Porém, se nossos olhos estão postos numa futura comunidade de nações latino-americanas, nos moldes da União Europeia, então não há dúvida de que temos o grande e urgente desafio de construir, paulatinamente, uma estrutura jurídico-institucional que, além de consolidar em princípios a legislação existente, quase toda de natureza “derivada” das demandas, constitua base fecunda e segura para o destino comum dos povos latino–americanos.

E não há dúvida de que o Parlamento do Mercosul, tal como o temos hoje, não pode dar conta de tão extraordinária tarefa. E, se não será esse Parlamento, que só não é honorário porque composto por membros dos congressos nacionais, menos ainda se poderá delegar às corporações a missão de estabelecer marcos de uma futura Constituição Comunitária. Pois essa é, obviamente, uma extraordinária e intransferível atribuição do Poder Legislativo de cada um dos países membros.

Para tanto, é fundamental e urgente que os legislativos nacionais definam mecanismos comuns para a eleição de congressistas que tenham, também, o mandato popular de representar seu país em um parlamento comunitário com efetiva representatividade.

É incontestável a consolidação do Mercosul como bloco comercial, embora ainda seja apenas o embrião de uma comunidade de nações. A entrada da Venezuela agregou ao Bloco mais 900 mil quilômetros quadrados, o equivalente à soma dos territórios de França e Alemanha. Mais que território, o ingresso da Venezuela agrega 29 milhões de pessoas ao comércio intra-bloco, e confere ao Mercosul o status de região com mais reserva de petróleo do planeta.

Em 21 anos - completados em 201, o comércio intra-bloco saltou de 4,5 bilhões para 50 bilhões de dólares anuais, enquanto cem milhões de dólares são aplicados anualmente, a fundo perdido, pelo Fundo de Convergência Estrutural do Mercosul (Focem) para diminuir as disparidades entre os países, principalmente em infraestrutura.

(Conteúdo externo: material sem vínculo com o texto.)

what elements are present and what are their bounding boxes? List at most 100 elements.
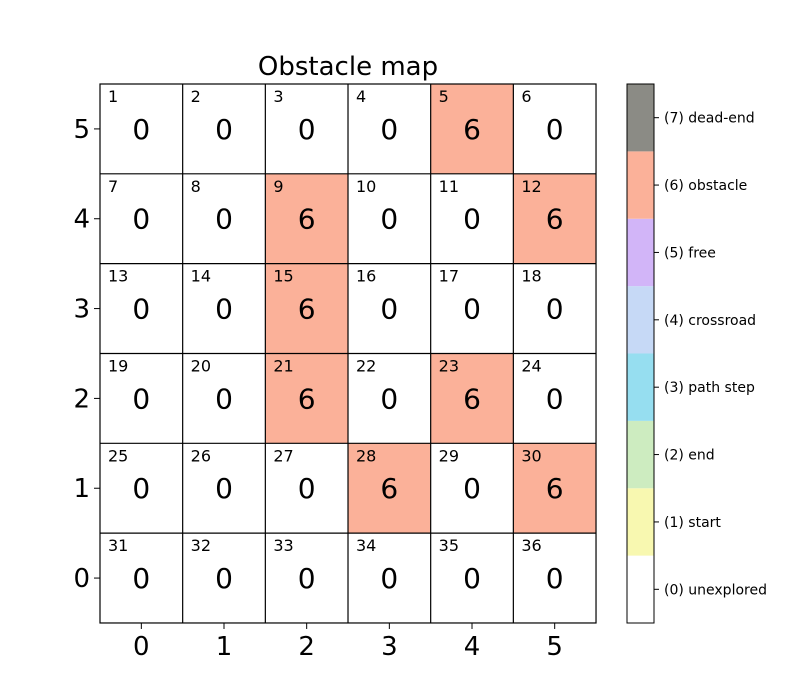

É nesse cenário de expansão vigorosa do bloco, e das divergências e impasses daí decorrentes, que identifico, com preocupação, o crescente déficit político entre a expansão geográfica, econômica e populacional do Mercosul e a tímida articulação dos legislativos nacionais para consolidar o processo de regulação comunitária.

No Brasil, é bom que reconheçamos, a academia tem sido muito fecunda na formulação de um arcabouço jurídico-legal, vasto e substancioso, sobre o Mercosul. Questões como as discrepâncias entre a estrutura constitucional de cada país-membro e o ordenamento jurídico do Bloco, assim como o próprio déficit legislativo da construção do mercado comum têm merecido competentes análises.

Os legislativos nacionais não podem seguir tendo atuação subsidiária no prodigioso processo de construção da comunidade latino-americana, em cuja direção o Mercosul representa decisivo passo.